Un autre façon de concevoir le genre :
Amérique du Nord précoloniale: les Êtres-aux-deux-esprits
Dans la plupart des sociétés amérindiennes précoloniales, les Berdaches étaient des individus qui s’identifiaient comme homme et/ou femme, masculin et/ou féminin, homosexuel et/ou hétérosexuel. Ce type d’identité a été observé dans plus de 155 tribus à travers toute l’Amérique du nord. Ainsi, il arrivait que des femmes combattent lors de guerres tribales et soient mariées à d’autres femmes, de même que certains hommes étaient mariés avec d’autres hommes. Les Êtres aux-deux-esprits, comme on les appelait aussi, étaient souvent des voyants, des guérisseurs, des sages. Ces individus étaient perçus comme appartenant à un troisième voire à un quatrième genre. Dans presque toutes les cultures, ils étaient honorés et révérés.
En Inde: les Hijras
En Inde, les Hijras forment une caste du troisième genre existant depuis 4000 ans. Nées dans un corps d’homme, les Hijras se considèrent femmes.

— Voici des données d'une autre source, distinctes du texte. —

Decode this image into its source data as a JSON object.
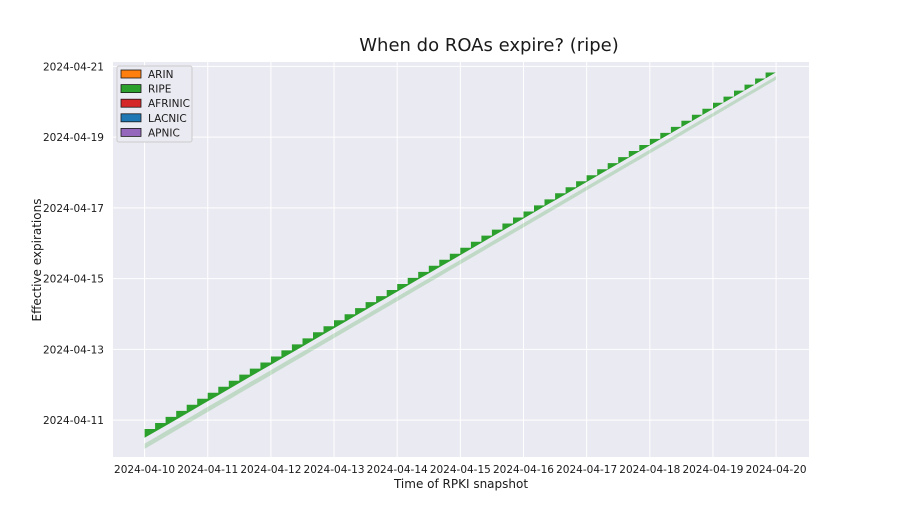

Dans la culture indienne antique, les Hijras ont un statut sacré au sein de la société: elles apportent prospérité et fertilité aux demeures qu’ils visitent. Employées pour chanter et danser lors de grandes célébrations, il leur était aussi demandé d’apporter leur bénédiction aux jeunes mariés et aux nouveaux nés. Les hijras se regroupent en communautés très structurées: les chelas, avec à leur sommet, un guru. Les communautés définissent de nouveaux liens de parentés entre les membres (père, oncle, mère, mariages…), chaque Hijra se voit donc attribuer une nouvelle identité. Traditionnellement, les Hijras vivent des dons et de la générosité de la population. Cependant, aujourd’hui, leurs pratiques sont condamnées par la société Indienne. Beaucoup de Hijras sont réduites à la mendicité et à la prostitution.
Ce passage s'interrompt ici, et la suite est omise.